Da mesma maneira como ocorre na extração por solvente, o processo de extração de óleo de palma exige uma considerável disponibilidade de matéria-prima e, como se trata de fruto úmido, para conservação da qualidade do óleo e manutenção da acidez do óleo o mais baixo possível, as plantações de palma estão próximas das áreas de processamento.

A extração de azeite de oliva obtido da polpa úmida também é um processo de grande escala especialmente realizado para se obter um azeite com elevada qualidade.

Para sementes e amêndoas de baixa umidade e elevado teor de óleo a extração pode ser realizada em prensas contínuas (chamadas de expeler) de menor capacidade em comparação àquela utilizada na extração de palma. Neste processo, é possível obter-se um óleo claro que pode ser utilizado diretamente sem refino, além de uma torta, parcialmente desengordurada, que pode ser utilizada para ração animal, considerando-se os requisitos de nutrição de cada animal e evitando-se a rancificação da mesma, que ainda apresenta considerável quantidade de óleo.

Neste processo, o rendimento de extração de óleo é menor que na extração por solvente. Assim, quanto menos óleo tiver a matéria-prima, menor será o rendimento de extração por prensagem. Isto pode parecer uma desvantagem, mas por outro lado, o óleo obtido permite utilização direta sem refino.

É importante lembrar que unidades de extração de óleos para fins alimentícios não podem ser utilizadas para extração de mamona e pinhão manso, por exemplo, que são matérias-primas não alimentícias.

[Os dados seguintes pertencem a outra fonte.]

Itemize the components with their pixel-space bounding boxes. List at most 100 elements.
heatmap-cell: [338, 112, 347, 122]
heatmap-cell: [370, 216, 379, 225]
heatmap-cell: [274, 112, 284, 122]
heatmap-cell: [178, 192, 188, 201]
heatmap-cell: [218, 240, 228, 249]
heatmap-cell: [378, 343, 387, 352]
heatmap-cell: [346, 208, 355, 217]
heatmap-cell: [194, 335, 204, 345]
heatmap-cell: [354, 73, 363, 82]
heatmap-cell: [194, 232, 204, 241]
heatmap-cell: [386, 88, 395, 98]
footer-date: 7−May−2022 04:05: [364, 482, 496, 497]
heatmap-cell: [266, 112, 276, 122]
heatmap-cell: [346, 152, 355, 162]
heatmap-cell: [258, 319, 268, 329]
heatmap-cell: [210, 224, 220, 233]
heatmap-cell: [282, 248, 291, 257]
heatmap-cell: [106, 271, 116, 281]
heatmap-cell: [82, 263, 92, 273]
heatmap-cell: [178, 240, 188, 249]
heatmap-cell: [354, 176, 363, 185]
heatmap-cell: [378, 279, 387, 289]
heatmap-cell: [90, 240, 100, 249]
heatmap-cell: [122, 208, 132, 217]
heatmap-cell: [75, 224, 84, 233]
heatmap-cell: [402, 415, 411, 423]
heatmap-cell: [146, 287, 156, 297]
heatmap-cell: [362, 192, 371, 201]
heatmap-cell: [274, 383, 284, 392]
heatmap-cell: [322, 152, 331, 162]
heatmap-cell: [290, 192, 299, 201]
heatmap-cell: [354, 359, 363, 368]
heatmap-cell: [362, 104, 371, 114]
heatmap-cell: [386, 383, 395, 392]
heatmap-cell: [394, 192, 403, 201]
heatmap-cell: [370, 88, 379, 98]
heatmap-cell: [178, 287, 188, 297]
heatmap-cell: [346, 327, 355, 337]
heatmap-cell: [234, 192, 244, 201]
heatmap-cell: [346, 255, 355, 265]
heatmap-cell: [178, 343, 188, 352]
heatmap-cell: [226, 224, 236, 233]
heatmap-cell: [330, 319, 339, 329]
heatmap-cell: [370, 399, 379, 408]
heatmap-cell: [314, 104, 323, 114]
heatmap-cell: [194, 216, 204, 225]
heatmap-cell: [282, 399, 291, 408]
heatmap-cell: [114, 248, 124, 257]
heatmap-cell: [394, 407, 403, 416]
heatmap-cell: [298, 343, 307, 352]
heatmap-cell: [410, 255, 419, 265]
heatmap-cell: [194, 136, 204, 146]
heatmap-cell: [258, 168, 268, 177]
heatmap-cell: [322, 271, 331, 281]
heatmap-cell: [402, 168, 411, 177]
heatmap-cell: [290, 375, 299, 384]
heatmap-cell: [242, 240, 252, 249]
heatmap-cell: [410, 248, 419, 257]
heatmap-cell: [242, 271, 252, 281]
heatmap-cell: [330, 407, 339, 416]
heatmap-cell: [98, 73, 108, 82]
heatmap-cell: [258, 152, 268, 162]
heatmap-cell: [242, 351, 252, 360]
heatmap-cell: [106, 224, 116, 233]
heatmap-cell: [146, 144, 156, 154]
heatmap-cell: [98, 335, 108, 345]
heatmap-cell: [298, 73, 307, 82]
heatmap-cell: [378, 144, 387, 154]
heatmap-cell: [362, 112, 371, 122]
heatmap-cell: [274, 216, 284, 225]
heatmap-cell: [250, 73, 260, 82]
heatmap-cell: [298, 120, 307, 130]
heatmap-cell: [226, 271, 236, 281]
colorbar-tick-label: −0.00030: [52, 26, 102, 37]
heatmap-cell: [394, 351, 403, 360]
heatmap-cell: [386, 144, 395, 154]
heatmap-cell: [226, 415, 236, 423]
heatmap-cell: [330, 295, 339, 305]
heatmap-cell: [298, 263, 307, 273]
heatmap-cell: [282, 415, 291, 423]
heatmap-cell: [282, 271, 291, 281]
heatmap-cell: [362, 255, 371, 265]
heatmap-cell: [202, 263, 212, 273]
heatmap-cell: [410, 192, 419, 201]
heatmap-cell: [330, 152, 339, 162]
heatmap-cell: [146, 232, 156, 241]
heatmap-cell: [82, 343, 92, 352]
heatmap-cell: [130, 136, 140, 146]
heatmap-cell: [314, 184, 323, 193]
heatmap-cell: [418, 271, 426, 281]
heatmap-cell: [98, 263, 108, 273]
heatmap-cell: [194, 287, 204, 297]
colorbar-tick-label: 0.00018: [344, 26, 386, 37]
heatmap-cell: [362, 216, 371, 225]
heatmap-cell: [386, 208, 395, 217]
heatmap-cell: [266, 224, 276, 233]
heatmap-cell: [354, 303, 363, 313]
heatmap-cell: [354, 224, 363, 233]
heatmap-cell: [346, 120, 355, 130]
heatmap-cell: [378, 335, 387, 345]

Existem ainda processos tradicionais de extração de manteiga de cacau que utilizam prensas hidráulicas (descontínuas).

 

Tabela 1. Matérias-primas para extração de óleo.

Matéria-prima

Material utilizado para extração de óleo

Teor de óleo (%)

Umidade (%)

Soja (Glycine max)

Semente inteira

18 -20

Abaixo de 10

Girassol (Helianthus annuus)

Semente inteira ou descascada

30 – 50

Abaixo de 10

Canola / colza de baixo erúcico (Brassica spp.)

Semente inteira

40 - 50

Abaixo de 10

Palma (Elaeis guineensis)

Polpa

25 - 27

70 - 80

Palma (Elaeis guineensis)

Amêndoa

40 - 50

Abaixo de 10

Babaçu (Orbynia oleífera)

Amêndoa

40 - 50

Abaixo de 10

Arroz (Oryza sativa)

Farelo

15 - 20

Abaixo de 10

Milho (Zea mays)

Gérmen

20 - 50

Abaixo de 10

Abacate (Persea americana)

Polpa

8 - 12

80 – 90

Mamona (Ricinus communis)

Semente inteira

40 - 50

Abaixo de 10

Pinhão manso (Jatropha curcas)

Semente inteira

20 - 25

Abaixo de 10

Pinhão manso (Jatropha curcas)

Amêndoa

50

Abaixo de 10

Macadâmia (Macadamia integrifolia)

Amêndoa

50-60

Abaixo de 10

Castanha-do-Brasil (Bertholletia excelsa)

Amêndoa

50-60

Abaixo de 10

Macaúba (Acrocomia aculeata)

Polpa

20 - 27

70 - 80

Macaúba (Acrocomia aculeata)

Amêndoa

40 - 50

Abaixo de 10

Uva (Vitis vinifera)

Semente

6 - 20

Abaixo de 10

Maracujá (Passiflora edulis)

Semente

20 – 25

Abaixo de 10

Fonte: Embrapa Agroindústria de Alimentos.